I am reading Desmund Tutu's "No Future Without Forgiveness" detailing the reconciliation process in post-apartheid South Africa. I'm reading in Palio, a local coffee shop with delightfully large windows that allow me to observe this soggy Portland day. There are some trees outside ablaze with the feeling of autumn. It is a good day.

But about the book...it has nearly brought me to tears (of joy) as I read about the amazing forgiveness that people have offered after such atrocities to their loved ones. Tutu's is a crafty wordsmith, and I have been enjoying his skill with language. I would like to share some of the beautiful things that he has said that have made an impression on me:

"In this theology, we can never give up on anyone because our God was one who had a particularly soft spot for sinners. The Good Shepherd in the parable Jesus told had been quite ready to leave ninety--nine perfectly well-behaved sheep in the wilderness to look for, not an attractive, flufy little lamb - flufy little lambs do no usually stray from their mummies - but for the troublesome, obstreperous old ram. This was the one on which the Good Shepherd expended so much energy. When he found it, it is highly unlikely to have had beautiful fleece. It would have almost certainly have been thoroughly bedraggled and perhaps fallen into a ditch of dirty water and was thus smelling to high heaven. That was the sheep the Good Shepherd had gone after, and when he found it he did not pinch his nostrils in disgust. No, he took it and placed it gently on his shoulders and returned home to throw a party because he had found this lost one. And Jesus says there is GREATER joy in heaven over one sinner who repents than over ninety-nine needing no repentence."

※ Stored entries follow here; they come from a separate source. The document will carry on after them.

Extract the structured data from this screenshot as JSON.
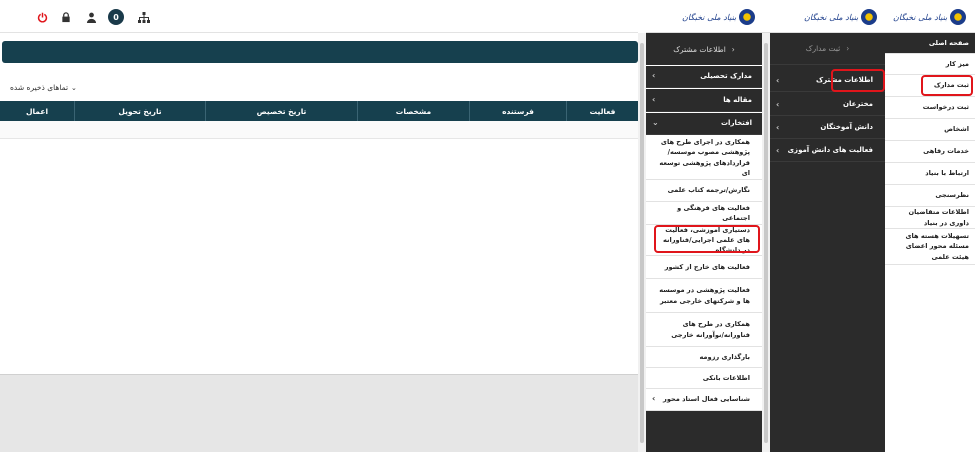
{
  "topbar": {
    "counter": "0",
    "colors": {
      "power": "#e0151b",
      "dark": "#1a3a4a"
    }
  },
  "main": {
    "saved_filter_label": "تماهای ذخیره شده",
    "grid_columns": [
      "فعالیت",
      "فرستنده",
      "مشخصات",
      "تاریخ تخصیص",
      "تاریخ تحویل",
      "اعمال"
    ]
  },
  "logo": {
    "text": "بنیاد ملی نخبگان"
  },
  "panel1": {
    "header": "اطلاعات مشترک",
    "items": [
      {
        "label": "مدارک تحصیلی"
      },
      {
        "label": "مقاله ها"
      },
      {
        "label": "افتخارات"
      },
      {
        "label": "همکاری در اجرای طرح های پژوهشی مصوب موسسه/قراردادهای پژوهشی توسعه ای"
      },
      {
        "label": "نگارش/ترجمه کتاب علمی"
      },
      {
        "label": "فعالیت های فرهنگی و اجتماعی"
      },
      {
        "label": "دستیاری آموزشی، فعالیت های علمی اجرایی/فناورانه در دانشگاه"
      },
      {
        "label": "فعالیت های خارج از کشور"
      },
      {
        "label": "فعالیت پژوهشی در موسسه ها و شرکتهای خارجی معتبر"
      },
      {
        "label": "همکاری در طرح های فناورانه/نوآورانه خارجی"
      },
      {
        "label": "بارگذاری رزومه"
      },
      {
        "label": "اطلاعات بانکی"
      },
      {
        "label": "شناسایی فعال استاد محور"
      }
    ]
  },
  "panel2": {
    "header": "ثبت مدارک",
    "items": [
      {
        "label": "اطلاعات مشترک"
      },
      {
        "label": "مخترعان"
      },
      {
        "label": "دانش آموختگان"
      },
      {
        "label": "فعالیت های دانش آموزی"
      }
    ]
  },
  "panel3": {
    "items": [
      {
        "label": "صفحه اصلی"
      },
      {
        "label": "میز کار"
      },
      {
        "label": "ثبت مدارک"
      },
      {
        "label": "ثبت درخواست"
      },
      {
        "label": "اشخاص"
      },
      {
        "label": "خدمات رفاهی"
      },
      {
        "label": "ارتباط با بنیاد"
      },
      {
        "label": "نظرسنجی"
      },
      {
        "label": "اطلاعات متقاضیان داوری در بنیاد"
      },
      {
        "label": "تسهیلات هسته های مسئله محور اعضای هیئت علمی"
      }
    ]
  }
}
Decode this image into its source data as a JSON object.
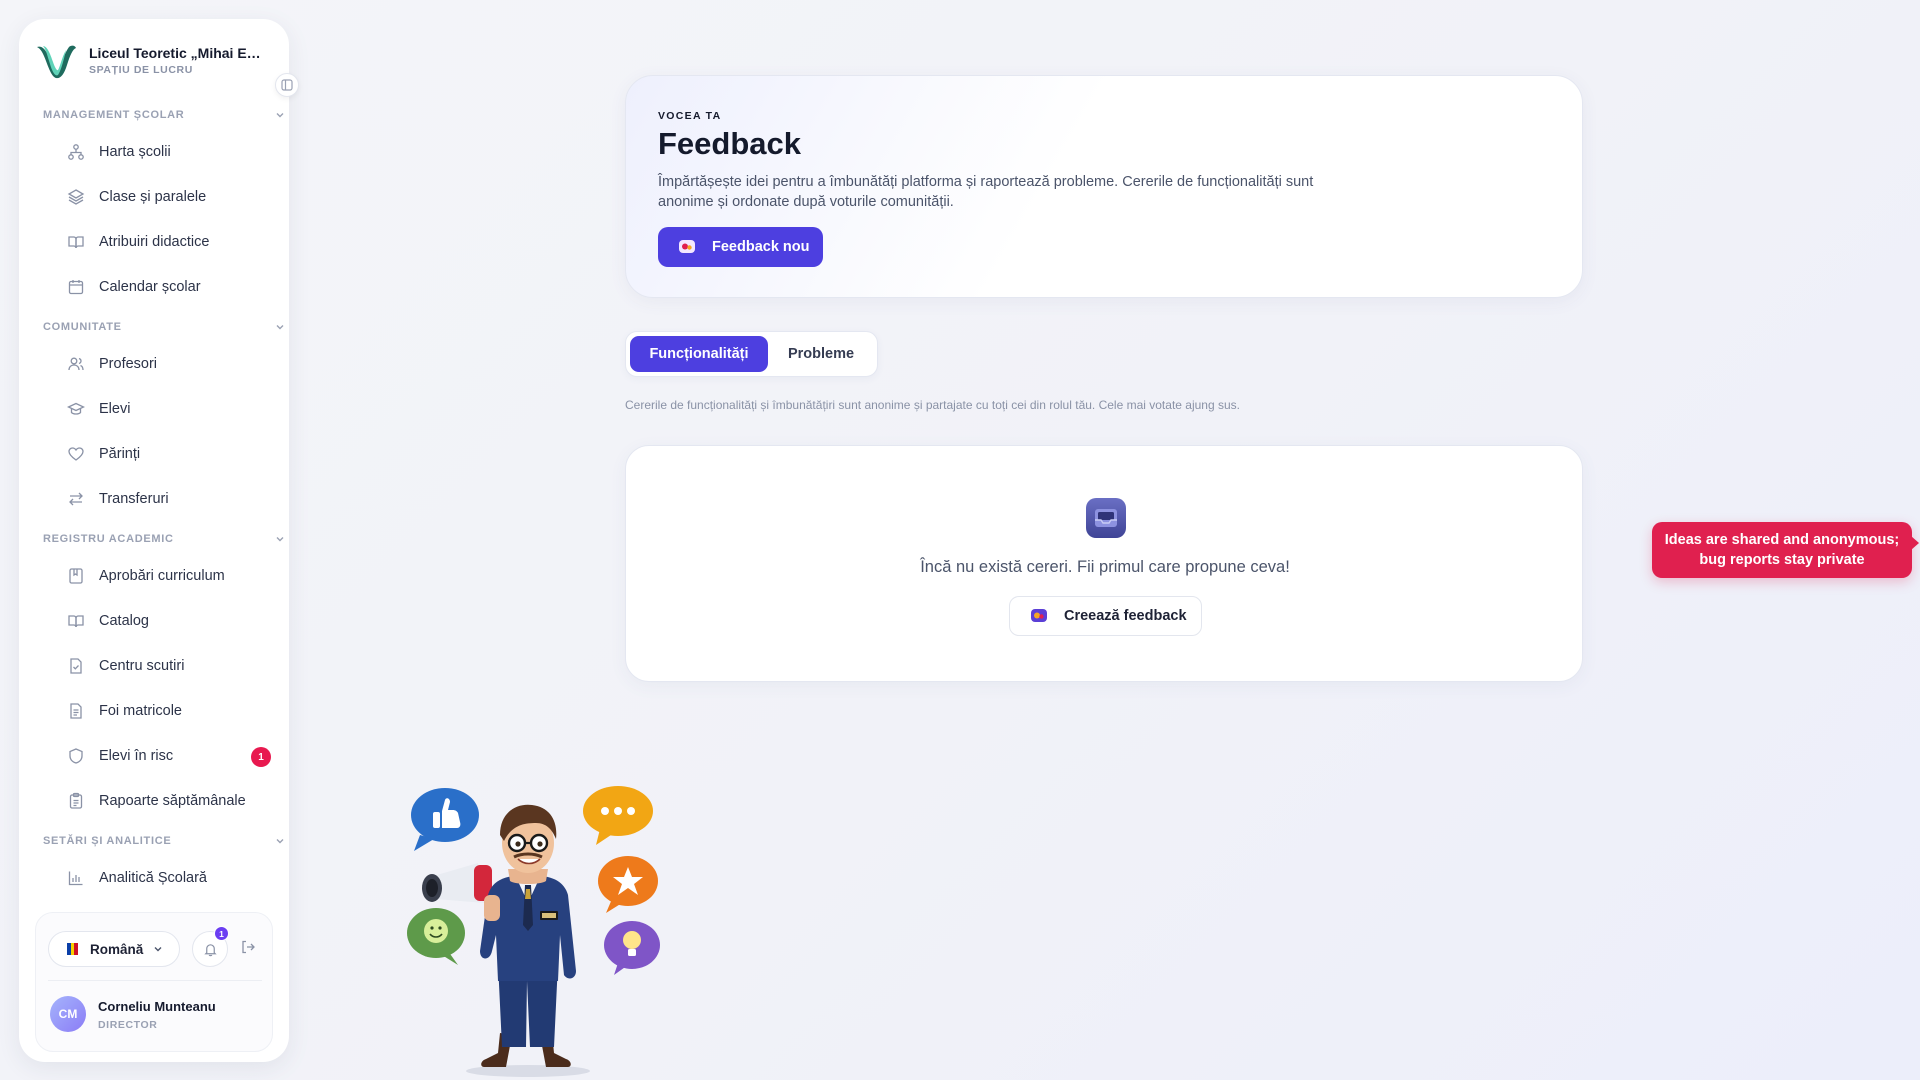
{
  "sidebar": {
    "school_name": "Liceul Teoretic „Mihai Eminescu”",
    "workspace_label": "SPAȚIU DE LUCRU",
    "sections": [
      {
        "title": "MANAGEMENT ȘCOLAR"
      },
      {
        "title": "COMUNITATE"
      },
      {
        "title": "REGISTRU ACADEMIC"
      },
      {
        "title": "SETĂRI ȘI ANALITICE"
      }
    ],
    "items": [
      {
        "label": "Harta școlii",
        "icon": "sitemap-icon"
      },
      {
        "label": "Clase și paralele",
        "icon": "layers-icon"
      },
      {
        "label": "Atribuiri didactice",
        "icon": "book-open-icon"
      },
      {
        "label": "Calendar școlar",
        "icon": "calendar-icon"
      },
      {
        "label": "Profesori",
        "icon": "users-icon"
      },
      {
        "label": "Elevi",
        "icon": "graduation-cap-icon"
      },
      {
        "label": "Părinți",
        "icon": "heart-icon"
      },
      {
        "label": "Transferuri",
        "icon": "arrows-swap-icon"
      },
      {
        "label": "Aprobări curriculum",
        "icon": "bookmark-book-icon"
      },
      {
        "label": "Catalog",
        "icon": "book-open-icon"
      },
      {
        "label": "Centru scutiri",
        "icon": "file-check-icon"
      },
      {
        "label": "Foi matricole",
        "icon": "file-text-icon"
      },
      {
        "label": "Elevi în risc",
        "icon": "shield-icon",
        "badge": "1"
      },
      {
        "label": "Rapoarte săptămânale",
        "icon": "clipboard-icon"
      },
      {
        "label": "Analitică Școlară",
        "icon": "bar-chart-icon"
      }
    ],
    "footer": {
      "language": "Română",
      "notifications_count": "1",
      "user_initials": "CM",
      "user_name": "Corneliu Munteanu",
      "user_role": "DIRECTOR"
    }
  },
  "hero": {
    "eyebrow": "VOCEA TA",
    "title": "Feedback",
    "description": "Împărtășește idei pentru a îmbunătăți platforma și raportează probleme. Cererile de funcționalități sunt anonime și ordonate după voturile comunității.",
    "new_button": "Feedback nou"
  },
  "tabs": [
    {
      "label": "Funcționalități",
      "active": true
    },
    {
      "label": "Probleme",
      "active": false
    }
  ],
  "tab_hint": "Cererile de funcționalități și îmbunătățiri sunt anonime și partajate cu toți cei din rolul tău. Cele mai votate ajung sus.",
  "empty_state": {
    "message": "Încă nu există cereri. Fii primul care propune ceva!",
    "create_button": "Creează feedback",
    "icon": "inbox-icon"
  },
  "tooltip": {
    "line1": "Ideas are shared and anonymous;",
    "line2": "bug reports stay private"
  },
  "colors": {
    "accent": "#4d3fe0",
    "danger": "#e0204f",
    "notification": "#6b3ef2"
  }
}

"God loves me as I am to help me become all that I have it in me to become, and when I realize the deep love God has for me, I will strive for love's sade to do what pleases my Lover. Those who think this opens the door for moral laxity have obviously never been in love, for love is much more demanding than law."

At the concert, David Crowder said something beautifully profound that I think is a lot of what Tutu is writing about. He said, "If we [Christians] can only live like we sing, the world will surely be a better place." Amen. Let it be so.